Books in series

#1
Double for Death
1939
Tecumseh Fox thinks that he is seeing double when financier Ridley Thorpe is shot twice, two gorgeous suspects appear, two very good motives are revealed, and two murder weapons surface.

#2
Bad for Business
1940
Someone has been doctoring the gourmet appetizers at family-run Tingley’s Titbits. And when old man Tingley meets a sudden end, suspicion falls on a gorgeous young detective whose fingerprints are on the knife. Moved by feminine beauty and professional courtesy, Tecumseh Fox takes the case, only to find he’s got more on his plate than he bargained for. Suddenly he has enough suspects to fill a fair-sized cocktail party. On the menu are corporate pirates, crackpot economics, a license plate that doesn’t exist, and a phone conversation with a dead man. Now it’s up to Fox to provide the missing ingredient in this smorgasbord of a cold-blooded killer.

#3
The Broken Vase
1941
The chatter during intermission at Carnegie Hall was abruptly hushed by a gun shot.

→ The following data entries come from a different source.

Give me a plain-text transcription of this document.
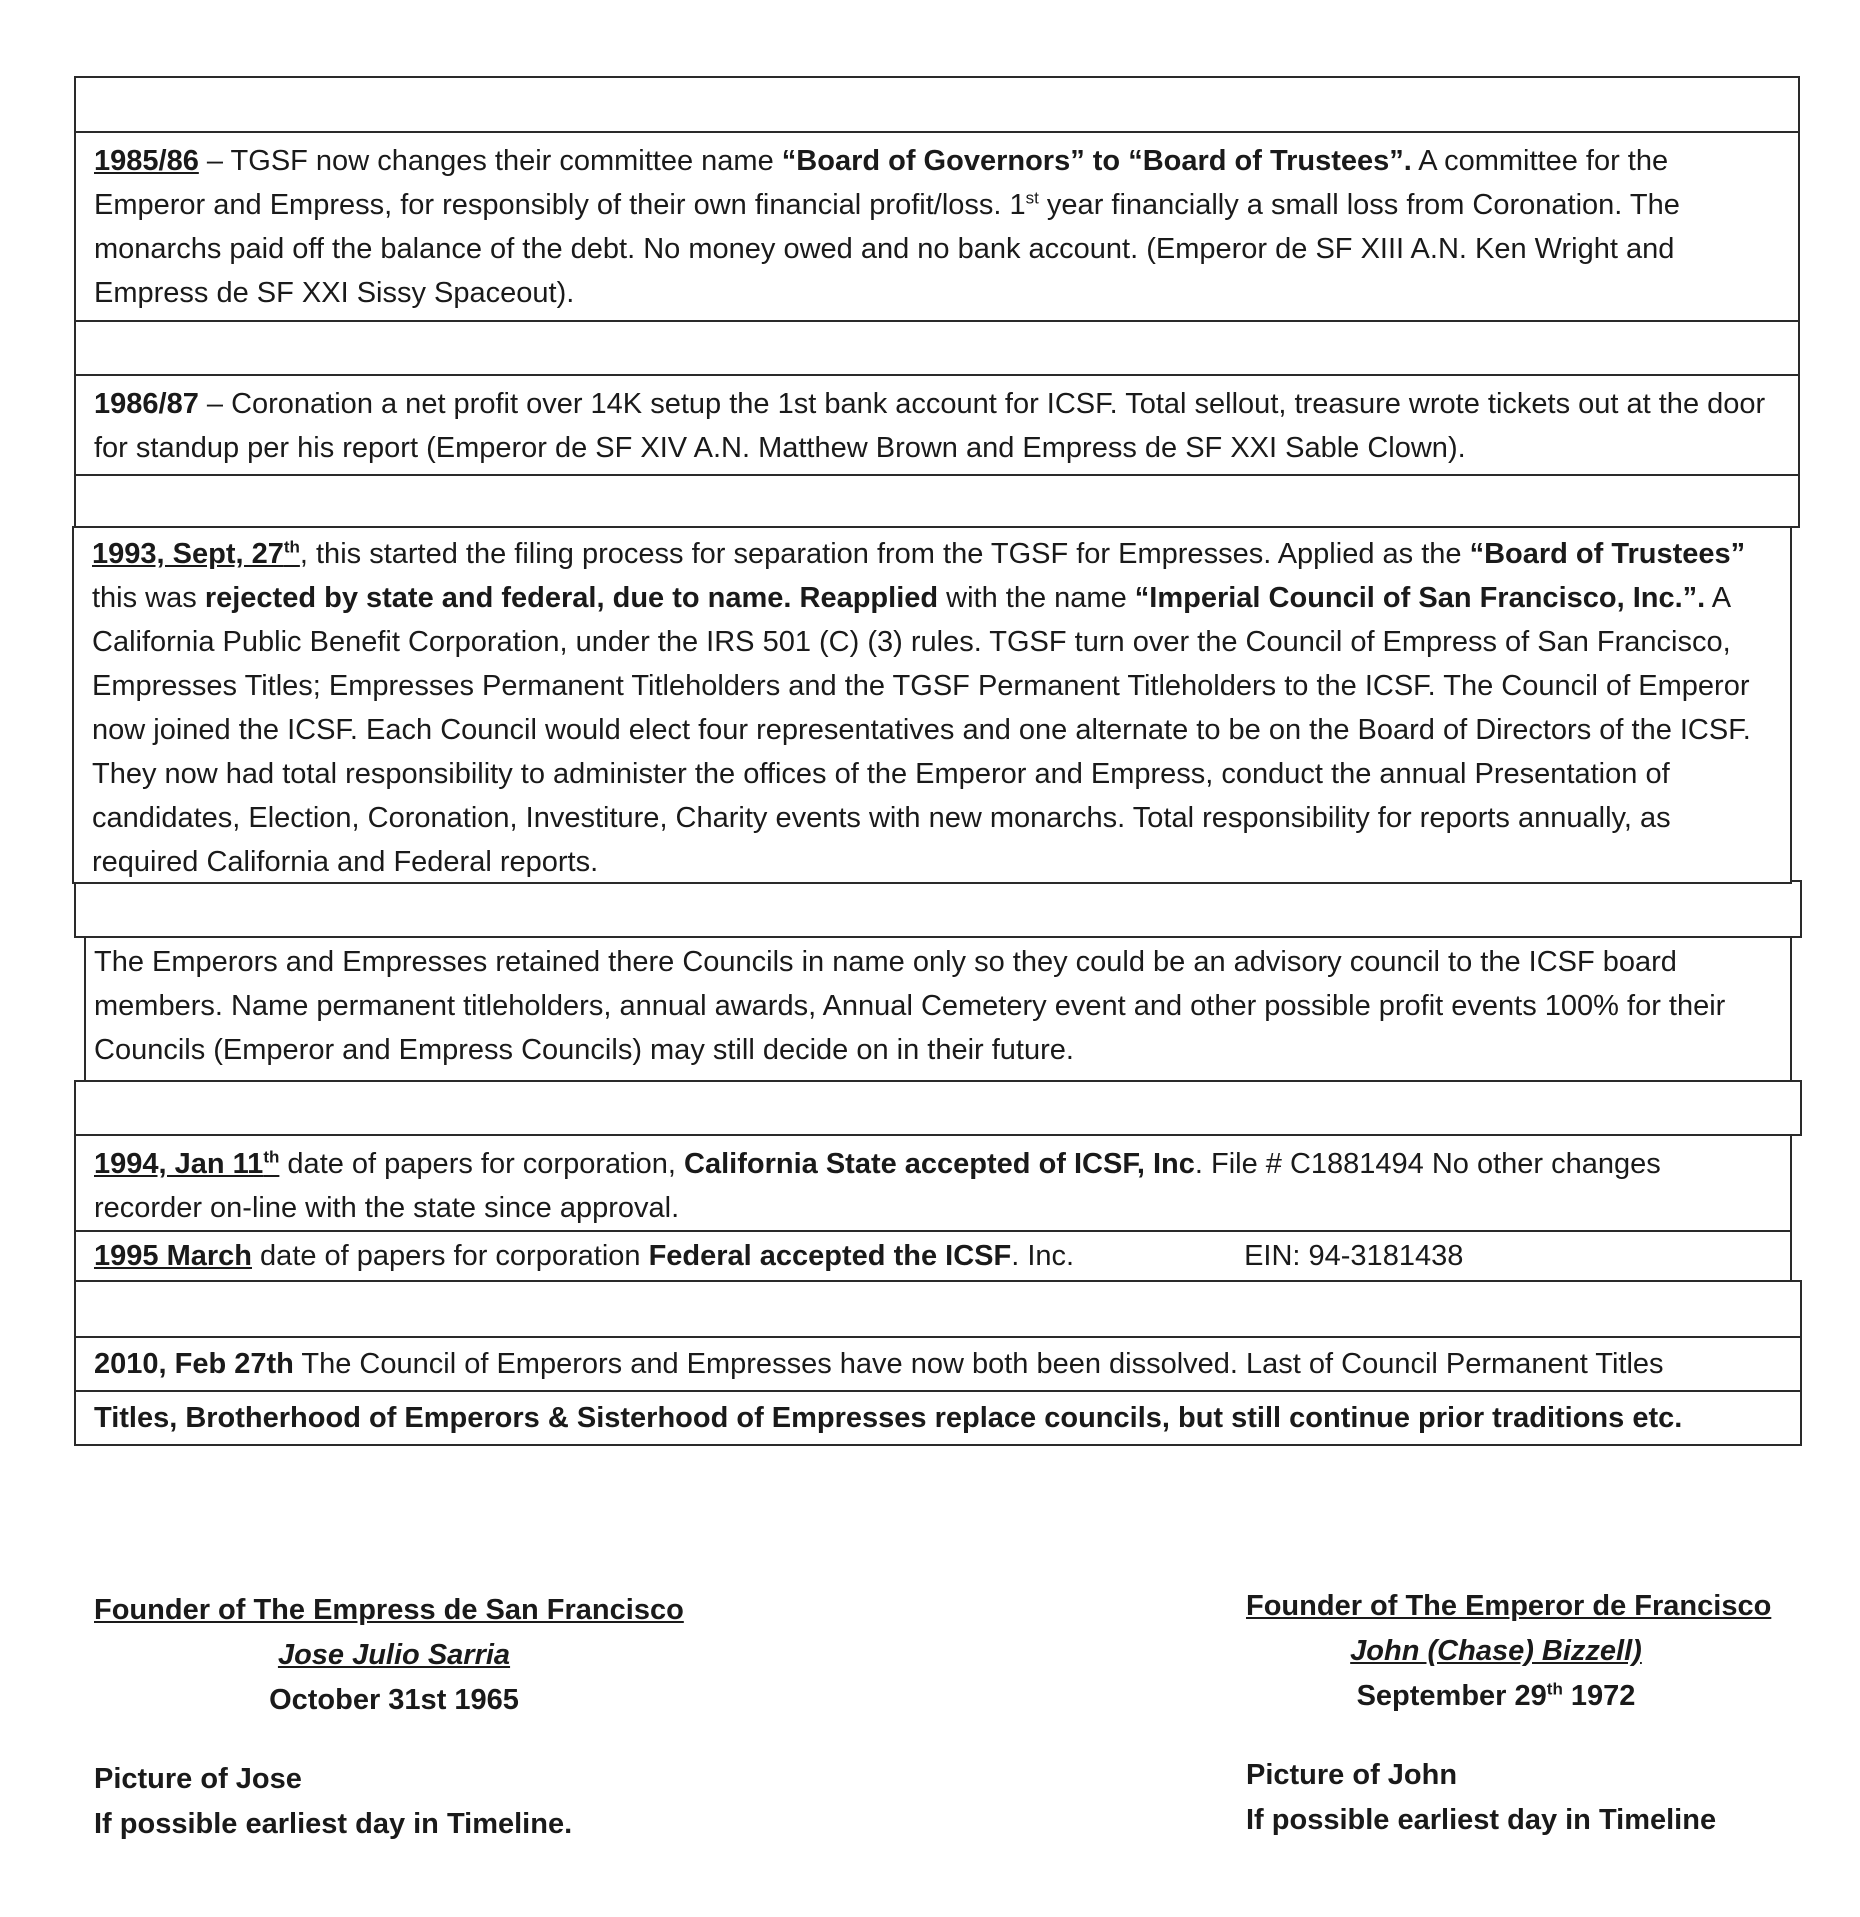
1985/86 – TGSF now changes their committee name “Board of Governors” to “Board of Trustees”. A committee for the Emperor and Empress, for responsibly of their own financial profit/loss. 1st year financially a small loss from Coronation. The monarchs paid off the balance of the debt. No money owed and no bank account. (Emperor de SF XIII A.N. Ken Wright and Empress de SF XXI Sissy Spaceout).
1986/87 – Coronation a net profit over 14K setup the 1st bank account for ICSF. Total sellout, treasure wrote tickets out at the door for standup per his report (Emperor de SF XIV A.N. Matthew Brown and Empress de SF XXI Sable Clown).
1993, Sept, 27th, this started the filing process for separation from the TGSF for Empresses. Applied as the “Board of Trustees” this was rejected by state and federal, due to name. Reapplied with the name “Imperial Council of San Francisco, Inc.”. A California Public Benefit Corporation, under the IRS 501 (C) (3) rules. TGSF turn over the Council of Empress of San Francisco, Empresses Titles; Empresses Permanent Titleholders and the TGSF Permanent Titleholders to the ICSF. The Council of Emperor now joined the ICSF. Each Council would elect four representatives and one alternate to be on the Board of Directors of the ICSF. They now had total responsibility to administer the offices of the Emperor and Empress, conduct the annual Presentation of candidates, Election, Coronation, Investiture, Charity events with new monarchs. Total responsibility for reports annually, as required California and Federal reports.
The Emperors and Empresses retained there Councils in name only so they could be an advisory council to the ICSF board members. Name permanent titleholders, annual awards, Annual Cemetery event and other possible profit events 100% for their Councils (Emperor and Empress Councils) may still decide on in their future.
1994, Jan 11th date of papers for corporation, California State accepted of ICSF, Inc. File # C1881494 No other changes recorder on-line with the state since approval.
1995 March date of papers for corporation Federal accepted the ICSF. Inc.	EIN: 94-3181438
2010, Feb 27th The Council of Emperors and Empresses have now both been dissolved. Last of Council Permanent Titles
Titles, Brotherhood of Emperors & Sisterhood of Empresses replace councils, but still continue prior traditions etc.
Founder of The Empress de San Francisco
Jose Julio Sarria
October 31st 1965
Picture of Jose
If possible earliest day in Timeline.
Founder of The Emperor de Francisco
John (Chase) Bizzell)
September 29th 1972
Picture of John
If possible earliest day in Timeline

Jan Tusar, the violin virtuoso who minutes before had been nervously performing, was now quite calm and quite dead by his own hand. Backstage, amid the barking police, glittering socialites, and devious companions of the deceased, was shrewd private investigator Tecumseh Fox. Fox, from the start, smelled a rat. The two eyewitnesses saw far too much. A second suicide noter vanished. The victim's prize Stradivarius was encased in mystery. And cryptic messages arrived from - of all people - the Nazis! Then Fox's strange case burst at the seams when a broken Ming vase became the missing piece to a bloody puzzle of deception, passion and murder.
Author

Rex Stout
Author · 94 books
Rex Todhunter Stout (1886 – 1975) was an American crime writer, best known as the creator of the larger-than-life fictional detective Nero Wolfe, described by reviewer Will Cuppy as "that Falstaff of detectives." Wolfe's assistant Archie Goodwin recorded the cases of the detective genius from 1934 (Fer-de-Lance) to 1975 (A Family Affair). The Nero Wolfe corpus was nominated Best Mystery Series of the Century at Bouchercon 2000, the world's largest mystery convention, and Rex Stout was nominated Best Mystery Writer of the Century.